The World Championships was Pooley's main target for the second half of 2009. In the past it would appear that the diminutive climber had lived in Nicole Cooke's shadow by helping her compatriot win world and Olympic titles. This year Cooke's form was questionable, giving Pooley a fantastic chance to shine on the tough Mendrisio circuit.
Rather than sit back and jump her opponents on the climbs, Pooley appeared to sit on the front of the lead group in an attempt to ride her opponents off her wheel, a tactic which ultimately failed when she finished 14th in the road race.
"I was disappointed with how I rode at the World Championships this year," admits Pooley. "If I wasn't then what would be the point in carrying on. I do feel strongly that I missed an opportunity and I could have done really well on a course that suited me but then it is only a bike race.
"I was one of the favourites so everyone watched my every move but I also put more pressure on myself and didn't race very smartly because of that. For various reasons I wasn't having a very good day physically," she adds.
The fact that it was the biggest race of the year and the only women's race that is televised internationally made her even more annoyed with her own performance. "The viewing public in the UK only see the world championships and when I went back there on holiday the week after every cyclist I met said, 'oh you're so stupid, you should have won'. They think I'm an idiot because they only saw me in that one race... I don't always ride like that and people have not seen the races where I was smart, which makes it frustrating," Pooley explains.
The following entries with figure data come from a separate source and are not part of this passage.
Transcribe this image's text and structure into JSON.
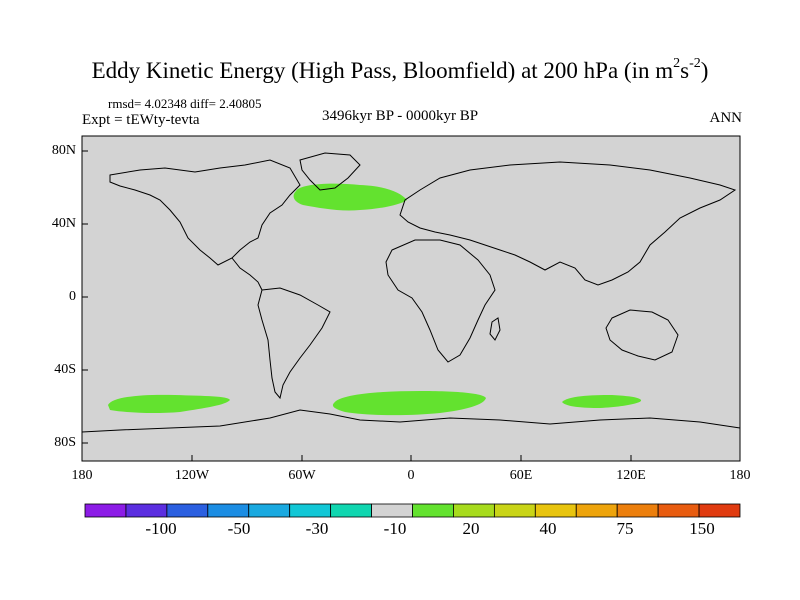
{
  "title": {
    "main": "Eddy Kinetic Energy (High Pass, Bloomfield) at 200 hPa (in m",
    "sup1": "2",
    "mid": "s",
    "sup2": "-2",
    "close": ")"
  },
  "stats": "rmsd= 4.02348  diff= 2.40805",
  "experiment": "Expt = tEWty-tevta",
  "period": "3496kyr BP - 0000kyr BP",
  "season": "ANN",
  "colors": {
    "land_ocean_fill": "#d3d3d3",
    "positive_anomaly": "#63e22f",
    "coastline": "#000000"
  },
  "axes": {
    "y_ticks": [
      "80N",
      "40N",
      "0",
      "40S",
      "80S"
    ],
    "x_ticks": [
      "180",
      "120W",
      "60W",
      "0",
      "60E",
      "120E",
      "180"
    ]
  },
  "map_data": {
    "projection": "cylindrical equidistant",
    "lon_range": [
      -180,
      180
    ],
    "lat_range": [
      -90,
      90
    ],
    "positive_regions": [
      {
        "name": "North Atlantic",
        "value": 20
      },
      {
        "name": "South Pacific",
        "value": 20
      },
      {
        "name": "South Atlantic / Indian",
        "value": 20
      },
      {
        "name": "South Indian (SE)",
        "value": 20
      }
    ]
  },
  "colorbar": {
    "labels": [
      "-100",
      "-50",
      "-30",
      "-10",
      "20",
      "40",
      "75",
      "150"
    ],
    "colors": [
      "#8c1ce6",
      "#5b2ee0",
      "#2b5fe0",
      "#1b8de3",
      "#1aa9e0",
      "#12c7d6",
      "#10d6b0",
      "#d3d3d3",
      "#63e22f",
      "#a7db1d",
      "#c9d417",
      "#e8c40f",
      "#eea40c",
      "#ec7f0d",
      "#e85c10",
      "#e03b10"
    ]
  }
}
Looking ahead to the 2010 racing season Pooley isn't afraid to admit that she wants to win either the Giro d'Italia or the Tour de l'Aude. "I wasn't really good enough to win either of those this year and when you are on a strong team you have to improve enough to show the team why they should help you win."
The thought of racing at the 2012 London Olympics also inspires Pooley. "I'd love to race in our home Olympics but it's such a long way off and there are lots of good youngsters coming through so I cannot guarantee that I will be selected. At the time of the Athens Olympics  I wasn't even a cyclist and then I was selected for Beijing just four years later, so you just don't know what is going to happen or who is going to step-up to international racing," she says.
Off the bike Pooley continues to work towards her PhD in soil engineering. "I have to study in the autumn and winter; racing means I just don't have the time with all the travelling," she explains. "The university authorities are fine with me putting my studies on hold during the racing season. My [PhD] boss is President of the British Triathlon Association so she understands."
There is also the possibility that her sporting focus could turn full-circle back to multi-sport based events. "If I were to go back to triathlon I would like to do long course and half-ironman events, it's something I'm considering for when I stop cycling competitively. I like the self-challenge that triathlon gives you. I know I'm not that good so there will be no pressure on me and I can just do it for fun," she says, although you get the feeling that Pooley is having a little too much fun to give up the bike just yet.